By then the airplane was likely somewhere well out over the Indian Ocean. By then it had already been off air defense radar for hours, though it would take a replay of that data to see if it were ever on there in the first place.

This scenario highlights some of the real-life difficulties associated with the current state of international air traffic control. We rely on electronic equipment on board the airplane reporting its position – secondary radar (using transponders) and data-link communications. In remote oceanic areas, airplanes operate for many hours beyond any radar contact, where radio communication is also difficult.

Position and voice transmissions are periodic, not constant. For the modern air traffic control system, the current technology works well nearly 100% of the time. However, when the electronics fail for whatever reason – and there are many possibilities – we are left with nothing.

In the case of Air France Flight 447, controllers looking for contact with the aircraft and the airline had similar communications issues. The investigation of that disappearance revealed a surprising lack of coordination between air traffic control agencies, their inability to contact each other and clarity on who should be initiating emergency protocols when contact is lost.

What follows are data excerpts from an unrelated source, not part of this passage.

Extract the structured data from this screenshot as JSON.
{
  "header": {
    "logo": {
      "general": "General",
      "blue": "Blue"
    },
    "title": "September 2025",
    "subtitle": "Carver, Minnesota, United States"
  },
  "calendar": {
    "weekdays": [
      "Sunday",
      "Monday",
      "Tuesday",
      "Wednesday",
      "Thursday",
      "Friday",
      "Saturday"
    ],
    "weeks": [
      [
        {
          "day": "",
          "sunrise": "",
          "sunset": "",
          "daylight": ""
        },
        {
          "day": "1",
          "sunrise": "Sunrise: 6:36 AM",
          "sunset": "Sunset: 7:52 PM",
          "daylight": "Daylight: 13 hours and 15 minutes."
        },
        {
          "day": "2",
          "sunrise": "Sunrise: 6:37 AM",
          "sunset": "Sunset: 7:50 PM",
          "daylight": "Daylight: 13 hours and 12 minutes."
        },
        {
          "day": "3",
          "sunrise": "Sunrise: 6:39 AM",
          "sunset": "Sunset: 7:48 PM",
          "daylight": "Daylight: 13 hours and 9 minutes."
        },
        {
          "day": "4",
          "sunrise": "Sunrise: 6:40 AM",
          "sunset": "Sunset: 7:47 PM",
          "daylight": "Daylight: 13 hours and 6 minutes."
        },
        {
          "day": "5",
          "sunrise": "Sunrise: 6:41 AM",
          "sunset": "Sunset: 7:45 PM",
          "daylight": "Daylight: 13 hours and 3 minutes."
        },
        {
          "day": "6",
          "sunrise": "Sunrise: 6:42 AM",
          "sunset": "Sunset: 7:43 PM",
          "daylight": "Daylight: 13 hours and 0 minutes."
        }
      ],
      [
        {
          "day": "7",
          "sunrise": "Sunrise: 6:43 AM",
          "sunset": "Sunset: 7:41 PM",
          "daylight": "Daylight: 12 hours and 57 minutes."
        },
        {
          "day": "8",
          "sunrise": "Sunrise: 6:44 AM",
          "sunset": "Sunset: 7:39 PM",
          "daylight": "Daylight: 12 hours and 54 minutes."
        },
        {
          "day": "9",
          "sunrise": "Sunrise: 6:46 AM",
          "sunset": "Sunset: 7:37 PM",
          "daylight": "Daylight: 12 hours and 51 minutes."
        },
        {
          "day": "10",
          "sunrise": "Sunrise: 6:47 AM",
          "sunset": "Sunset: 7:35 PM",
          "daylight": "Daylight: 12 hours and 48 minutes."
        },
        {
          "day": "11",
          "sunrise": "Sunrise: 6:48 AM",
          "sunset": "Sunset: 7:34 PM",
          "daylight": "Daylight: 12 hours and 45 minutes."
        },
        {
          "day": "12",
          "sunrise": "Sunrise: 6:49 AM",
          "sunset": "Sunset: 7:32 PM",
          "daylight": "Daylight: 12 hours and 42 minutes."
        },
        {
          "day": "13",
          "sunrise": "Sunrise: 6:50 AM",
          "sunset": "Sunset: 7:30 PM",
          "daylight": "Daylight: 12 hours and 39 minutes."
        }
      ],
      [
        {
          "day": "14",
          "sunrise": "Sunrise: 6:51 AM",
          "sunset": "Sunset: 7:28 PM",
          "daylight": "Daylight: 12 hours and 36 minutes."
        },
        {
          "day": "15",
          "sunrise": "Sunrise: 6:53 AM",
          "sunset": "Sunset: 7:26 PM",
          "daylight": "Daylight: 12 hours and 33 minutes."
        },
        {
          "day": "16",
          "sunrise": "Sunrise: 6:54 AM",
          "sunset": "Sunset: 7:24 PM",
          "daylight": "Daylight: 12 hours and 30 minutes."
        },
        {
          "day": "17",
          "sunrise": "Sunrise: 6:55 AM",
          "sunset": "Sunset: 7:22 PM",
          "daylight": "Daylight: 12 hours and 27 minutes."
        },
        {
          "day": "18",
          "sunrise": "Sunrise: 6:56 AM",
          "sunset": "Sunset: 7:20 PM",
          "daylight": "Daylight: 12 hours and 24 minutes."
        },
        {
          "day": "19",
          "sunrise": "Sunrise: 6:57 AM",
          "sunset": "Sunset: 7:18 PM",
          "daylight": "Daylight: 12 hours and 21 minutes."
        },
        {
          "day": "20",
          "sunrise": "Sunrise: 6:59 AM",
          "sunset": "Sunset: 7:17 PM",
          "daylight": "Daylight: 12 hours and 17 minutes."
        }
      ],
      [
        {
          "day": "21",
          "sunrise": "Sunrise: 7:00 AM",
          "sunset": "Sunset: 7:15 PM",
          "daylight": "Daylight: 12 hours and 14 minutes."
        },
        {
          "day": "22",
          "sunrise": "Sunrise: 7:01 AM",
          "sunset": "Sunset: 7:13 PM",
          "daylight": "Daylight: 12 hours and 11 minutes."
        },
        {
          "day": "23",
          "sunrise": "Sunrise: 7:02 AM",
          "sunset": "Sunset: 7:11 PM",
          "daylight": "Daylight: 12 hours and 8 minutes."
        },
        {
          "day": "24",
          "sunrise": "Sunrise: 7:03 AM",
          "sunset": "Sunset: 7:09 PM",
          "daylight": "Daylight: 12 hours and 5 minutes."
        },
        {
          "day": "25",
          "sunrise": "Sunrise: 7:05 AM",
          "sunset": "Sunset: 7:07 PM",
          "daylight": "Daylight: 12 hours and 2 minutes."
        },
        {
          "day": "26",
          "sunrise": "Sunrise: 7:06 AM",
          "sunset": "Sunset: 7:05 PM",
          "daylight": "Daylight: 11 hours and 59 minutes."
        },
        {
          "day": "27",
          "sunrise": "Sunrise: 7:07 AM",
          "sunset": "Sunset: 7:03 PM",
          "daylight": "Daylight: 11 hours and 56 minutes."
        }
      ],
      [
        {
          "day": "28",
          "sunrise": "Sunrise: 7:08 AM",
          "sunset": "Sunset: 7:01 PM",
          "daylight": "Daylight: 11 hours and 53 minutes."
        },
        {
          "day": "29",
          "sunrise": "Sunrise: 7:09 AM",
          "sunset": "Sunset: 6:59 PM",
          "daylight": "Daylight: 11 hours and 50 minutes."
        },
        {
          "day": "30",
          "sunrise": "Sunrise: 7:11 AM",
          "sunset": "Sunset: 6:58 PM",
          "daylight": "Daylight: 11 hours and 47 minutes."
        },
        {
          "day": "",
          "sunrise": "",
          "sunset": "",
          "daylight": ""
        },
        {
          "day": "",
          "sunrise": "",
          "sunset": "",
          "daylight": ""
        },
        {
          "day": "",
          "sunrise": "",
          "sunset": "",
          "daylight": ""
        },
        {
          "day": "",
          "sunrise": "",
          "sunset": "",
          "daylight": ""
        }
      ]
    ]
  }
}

In that case, too, there were erroneous reports – that the flight was OK and nearing Portugal airspace – though this time from controllers. Air France had, just before then, become anxious about the error messages sent from the airplane – which unbeknown to anyone had crashed more than four hours earlier north of Brazil. Many controllers and agencies were asking about the flight, but no one had triggered the uncertainty, alert and distress phases of the process.

Details of these same processes in the Malaysia Airlines Flight 370 case remain unclear.

The preliminary report on Flight 370 concludes with one safety recommendation: to examine the safety benefits of introducing a standard for real-time tracking of commercial air transport aircraft. Systems such as Automatic Dependent Surveillance-Broadcast – essentially GPS – currently offer that type of coverage over or near land, and Flight 370 was so equipped. However, over remote areas the problem is more complex and expensive, and it still depends on whether or not the equipment on the plane is working.